The simulation architecture was evaluated across several conditions: self-knowledge, memory, planning, reactions and reflections. Human evaluators ranked responses from each condition and translated them into a TrueSkill rating. A separate set of humans were asked to personify agents and respond to the same situations the agents responded to. Their responses were evaluated similarly to the responses from the generative agents. Whether or not the architecture “worked” was determined by the percentage of responses from the generative agents matched responses from humans.
Results from the study demonstrated that the full architecture worked, but removing any key component, such as reflection or planning, resulted in declines in overall performance, as predicted. Additionally, the project still ran into some errors: agents would either fail to retrieve certain memories or embellish, adding new, nonfactual information that wasn’t in their memory previously.

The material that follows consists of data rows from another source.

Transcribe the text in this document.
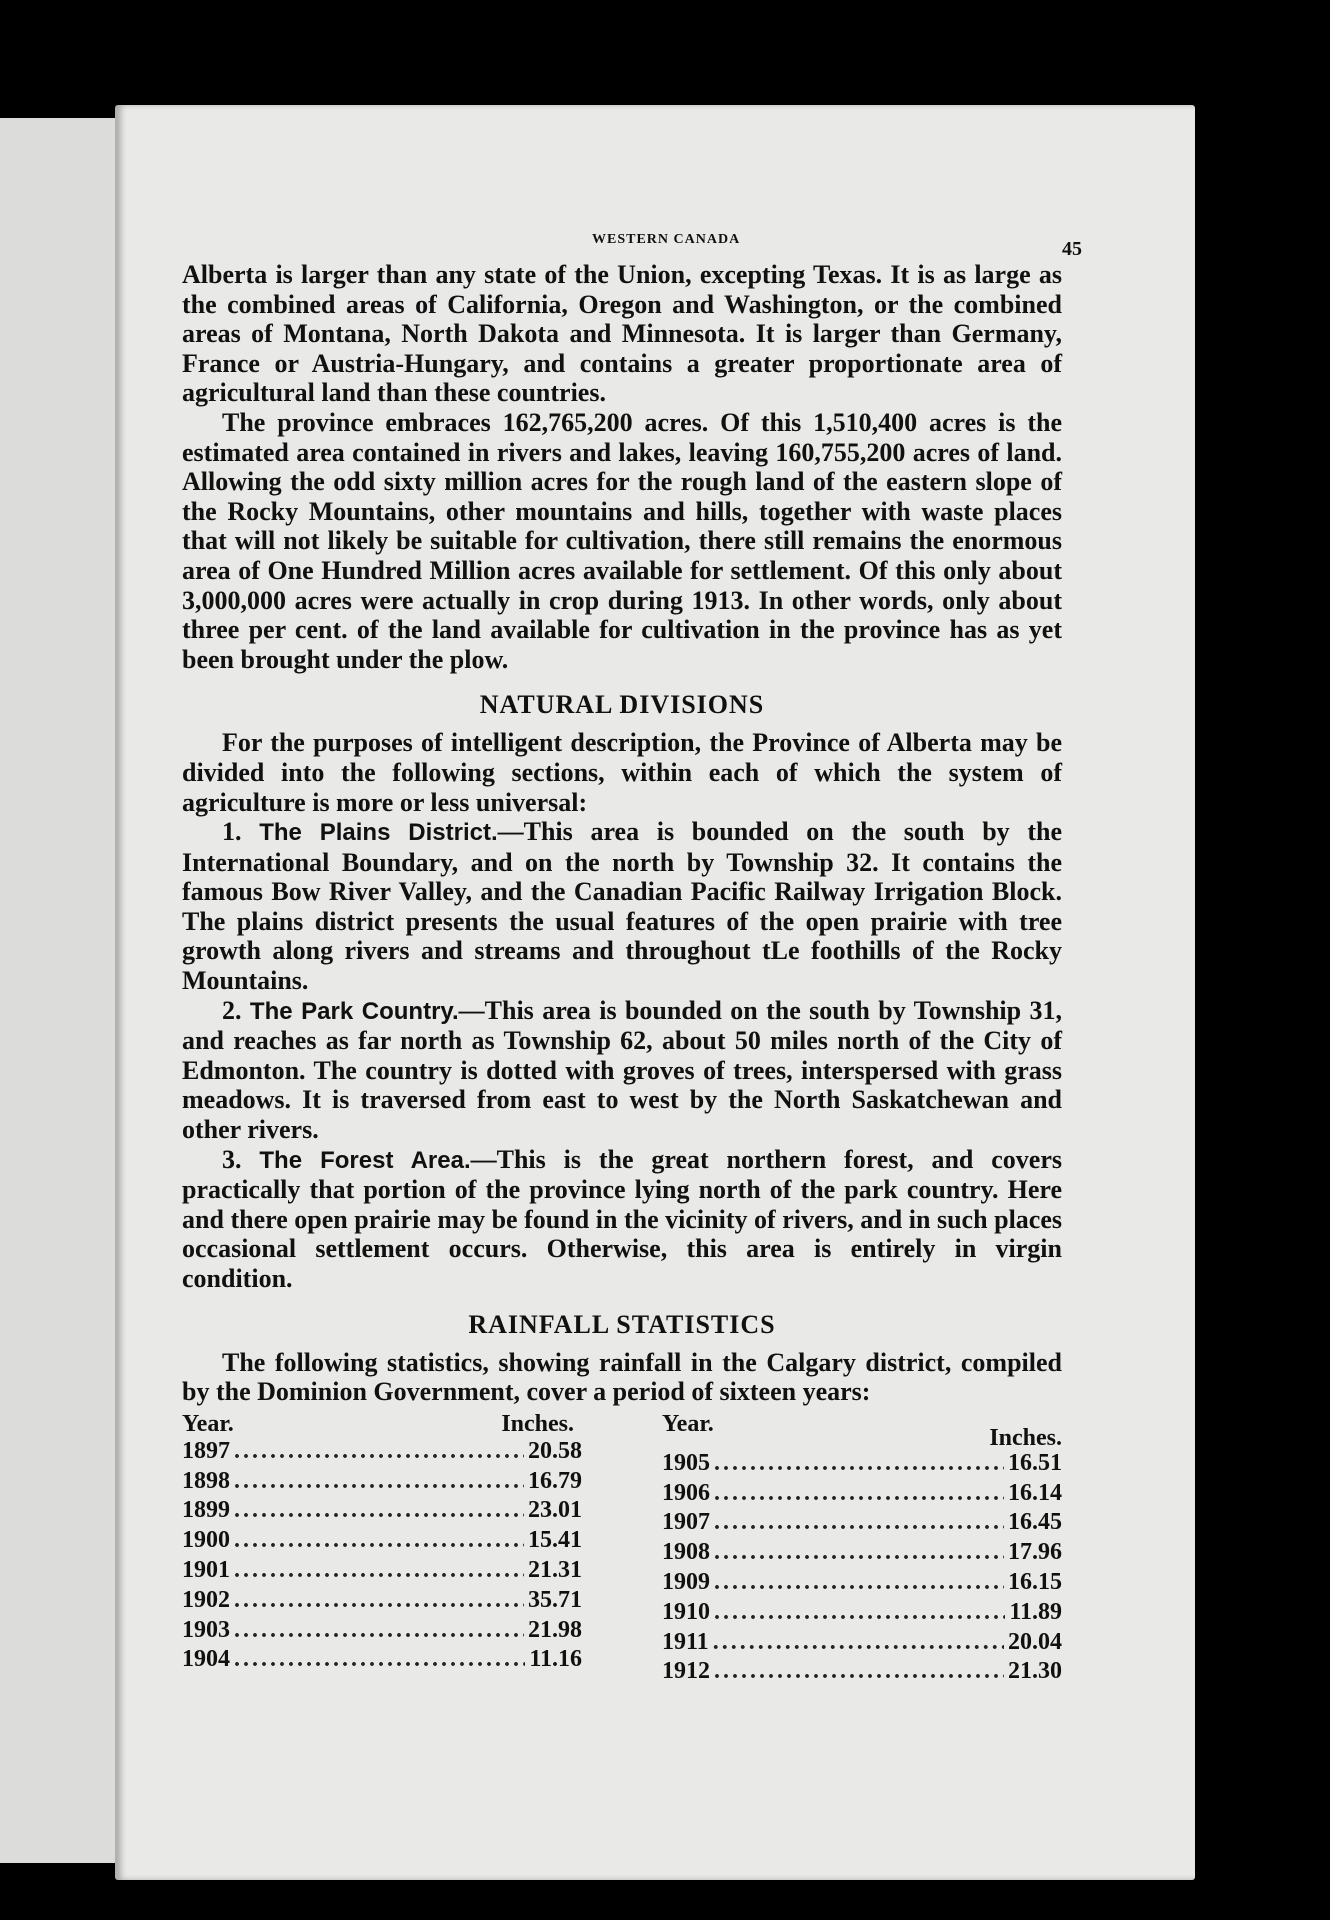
WESTERN CANADA	45

Alberta is larger than any state of the Union, excepting Texas. It is as large as the combined areas of California, Oregon and Washington, or the combined areas of Montana, North Dakota and Minnesota. It is larger than Germany, France or Austria-Hungary, and contains a greater proportionate area of agricultural land than these countries.

The province embraces 162,765,200 acres. Of this 1,510,400 acres is the estimated area contained in rivers and lakes, leaving 160,755,200 acres of land. Allowing the odd sixty million acres for the rough land of the eastern slope of the Rocky Mountains, other mountains and hills, together with waste places that will not likely be suitable for cultivation, there still remains the enormous area of One Hundred Million acres available for settlement. Of this only about 3,000,000 acres were actually in crop during 1913. In other words, only about three per cent. of the land available for cultivation in the province has as yet been brought under the plow.

NATURAL DIVISIONS

For the purposes of intelligent description, the Province of Alberta may be divided into the following sections, within each of which the system of agriculture is more or less universal:

1. The Plains District.—This area is bounded on the south by the International Boundary, and on the north by Township 32. It contains the famous Bow River Valley, and the Canadian Pacific Railway Irrigation Block. The plains district presents the usual features of the open prairie with tree growth along rivers and streams and throughout tLe foothills of the Rocky Mountains.

2. The Park Country.—This area is bounded on the south by Township 31, and reaches as far north as Township 62, about 50 miles north of the City of Edmonton. The country is dotted with groves of trees, interspersed with grass meadows. It is traversed from east to west by the North Saskatchewan and other rivers.

3. The Forest Area.—This is the great northern forest, and covers practically that portion of the province lying north of the park country. Here and there open prairie may be found in the vicinity of rivers, and in such places occasional settlement occurs. Otherwise, this area is entirely in virgin condition.

RAINFALL STATISTICS

The following statistics, showing rainfall in the Calgary district, compiled by the Dominion Government, cover a period of sixteen years:

Year.	Inches.
1897 .....	20.58
1898 .....	16.79
1899 .....	23.01
1900 .....	15.41
1901 .....	21.31
1902 .....	35.71
1903 .....	21.98
1904 .....	11.16
Year.
Inches.
1905 .....	16.51
1906 .....	16.14
1907 .....	16.45
1908 .....	17.96
1909 .....	16.15
1910 .....	11.89
1911 .....	20.04
1912 .....	21.30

Bernstein discussed one of the key risks of these interactive simulations. Behavioral simulations can cause users to form parasocial relationships with generative agents. To combat this, Bernstein argued that computational agents should explicitly disclose their nature. Additionally, generative AI comes with its own risks, including deep fakes, generation of misinformation and tailored persuasion, which in Bernstein’s opinion, is one of the biggest risks of generative AI. He emphasized throughout the talk that AI should not be used as a substitute for human involvement.

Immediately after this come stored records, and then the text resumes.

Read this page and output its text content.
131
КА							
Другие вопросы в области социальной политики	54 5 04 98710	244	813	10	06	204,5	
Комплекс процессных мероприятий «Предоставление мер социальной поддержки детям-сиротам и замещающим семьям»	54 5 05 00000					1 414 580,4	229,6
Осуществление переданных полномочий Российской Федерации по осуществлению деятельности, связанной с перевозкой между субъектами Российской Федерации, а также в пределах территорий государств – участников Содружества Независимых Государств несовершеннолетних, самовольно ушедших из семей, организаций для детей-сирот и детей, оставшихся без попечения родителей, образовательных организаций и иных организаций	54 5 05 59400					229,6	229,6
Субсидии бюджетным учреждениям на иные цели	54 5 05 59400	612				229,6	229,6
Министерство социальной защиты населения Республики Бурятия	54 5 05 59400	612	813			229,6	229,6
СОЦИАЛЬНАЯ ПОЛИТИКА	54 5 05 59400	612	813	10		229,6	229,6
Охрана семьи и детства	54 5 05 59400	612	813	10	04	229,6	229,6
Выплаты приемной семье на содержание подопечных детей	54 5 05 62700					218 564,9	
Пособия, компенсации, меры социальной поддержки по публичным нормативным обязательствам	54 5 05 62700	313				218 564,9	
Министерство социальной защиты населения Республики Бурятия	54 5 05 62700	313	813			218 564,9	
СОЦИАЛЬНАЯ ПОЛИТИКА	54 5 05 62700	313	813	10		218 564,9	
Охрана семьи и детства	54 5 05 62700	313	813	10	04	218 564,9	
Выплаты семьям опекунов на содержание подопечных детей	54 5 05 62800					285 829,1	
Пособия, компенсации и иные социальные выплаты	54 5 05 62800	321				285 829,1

“Like any method, there are things [that generative AI] is good at and bad at…you really should be engaging with stakeholders and users and communities and use [these models] to ask questions that could not have been asked otherwise,“ he said.

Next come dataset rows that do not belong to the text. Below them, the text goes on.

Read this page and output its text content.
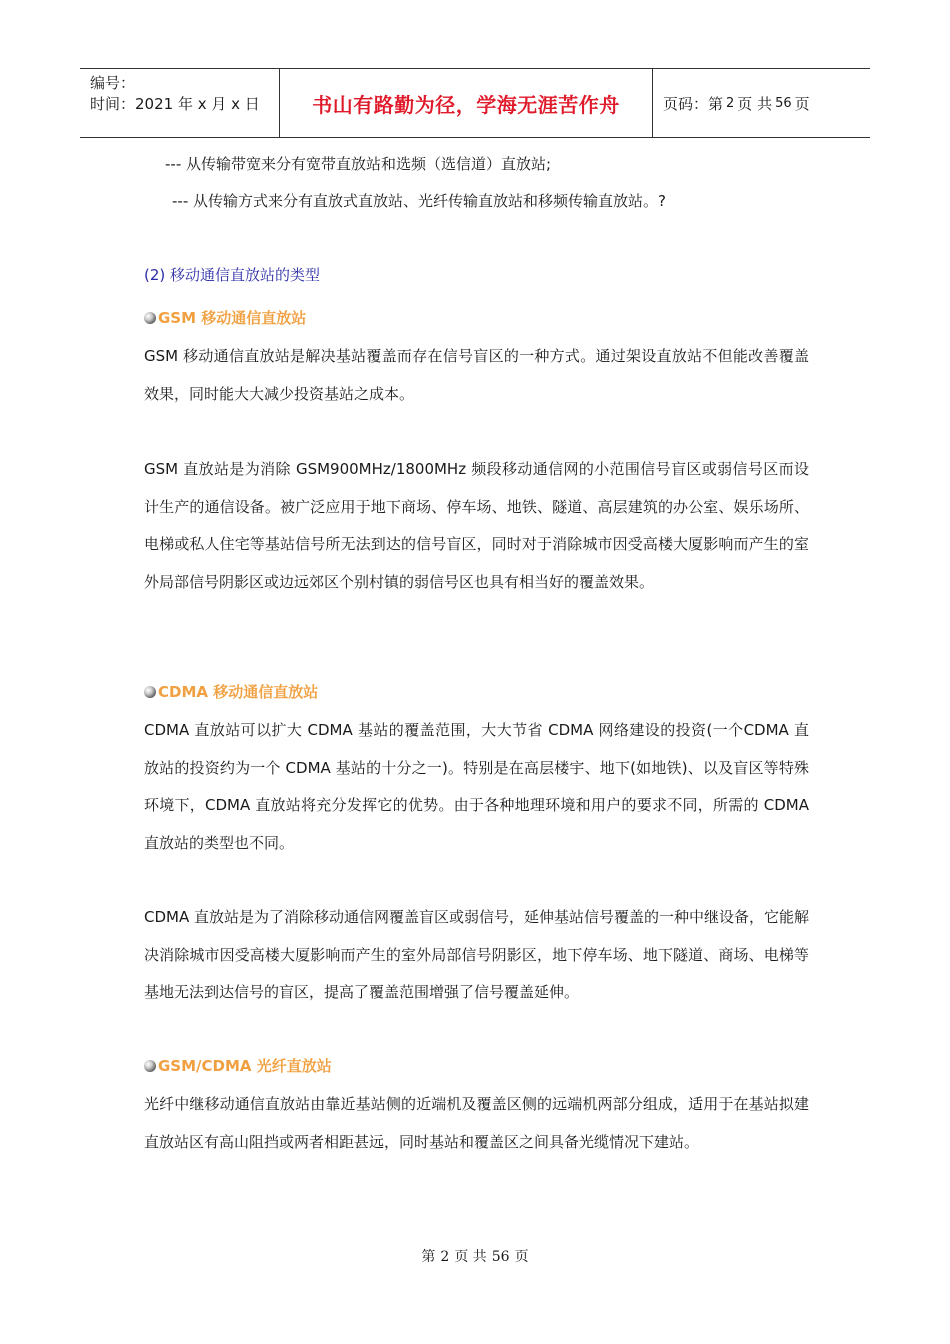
编号：
时间：2021 年 x 月 x 日	书山有路勤为径，学海无涯苦作舟	页码：第 2 页 共 56 页
--- 从传输带宽来分有宽带直放站和选频（选信道）直放站;
--- 从传输方式来分有直放式直放站、光纤传输直放站和移频传输直放站。?
(2) 移动通信直放站的类型
GSM 移动通信直放站
GSM 移动通信直放站是解决基站覆盖而存在信号盲区的一种方式。通过架设直放站不但能改善覆盖效果，同时能大大减少投资基站之成本。
GSM 直放站是为消除 GSM900MHz/1800MHz 频段移动通信网的小范围信号盲区或弱信号区而设计生产的通信设备。被广泛应用于地下商场、停车场、地铁、隧道、高层建筑的办公室、娱乐场所、电梯或私人住宅等基站信号所无法到达的信号盲区，同时对于消除城市因受高楼大厦影响而产生的室外局部信号阴影区或边远郊区个别村镇的弱信号区也具有相当好的覆盖效果。
CDMA 移动通信直放站
CDMA 直放站可以扩大 CDMA 基站的覆盖范围，大大节省 CDMA 网络建设的投资(一个CDMA 直放站的投资约为一个 CDMA 基站的十分之一)。特别是在高层楼宇、地下(如地铁)、以及盲区等特殊环境下，CDMA 直放站将充分发挥它的优势。由于各种地理环境和用户的要求不同，所需的 CDMA 直放站的类型也不同。
CDMA 直放站是为了消除移动通信网覆盖盲区或弱信号，延伸基站信号覆盖的一种中继设备，它能解决消除城市因受高楼大厦影响而产生的室外局部信号阴影区，地下停车场、地下隧道、商场、电梯等基地无法到达信号的盲区，提高了覆盖范围增强了信号覆盖延伸。
GSM/CDMA 光纤直放站
光纤中继移动通信直放站由靠近基站侧的近端机及覆盖区侧的远端机两部分组成，适用于在基站拟建直放站区有高山阻挡或两者相距甚远，同时基站和覆盖区之间具备光缆情况下建站。
第 2 页 共 56 页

Bernstein went on to discuss the accuracy of the model in replicating known behavioral science studies. Bernstein explained a test he ran where humans and human-simulating agents underwent the same two-hour interview script from the American Voices project. To evaluate agent behavior, researchers measured the percentage of these surveys for which the agent's answer matched the person’s actual answer. They also adjusted for self-inconsistency because humans don’t answer the same way twice if you ask them. After testing on experiments replicated from five behavioral studies and five economic games, a full generative agent model was able to replicate responses from the human participants approximately 85% of the time.
Bernstein then concluded by proposing a new model of behavior for generative agents to follow, known as jury learning, in which generative AI aims to simulate the attitudes of individuals best fit for making a particular decision and aggregates these behaviors together to arrive at a final decision.
“We change the metaphor…instead of just saying ‘what’s the right answer?’ We say ‘pick a jury of the kinds of people who ought to be empowered to determine the behavior of this classifier,’ Bernstein clarified near the end of his talk.
Traditional classifiers that attempt to predict human behavior, such as AI toxicity detectors, are based on simple neural networks that classify things in a binary manner (for example, as “toxic” vs. “not toxic”). However, such binary classification substantially limits the level of complexity in human messaging and communication, and generative agents that classify in this way also fail to provide extra weight to groups that would be most adversely affected by a particular “toxic” message. Jury learning could thus add procedural legitimacy to how AI makes decisions and ensure that decisions are representative of the group most affected by a particular decision.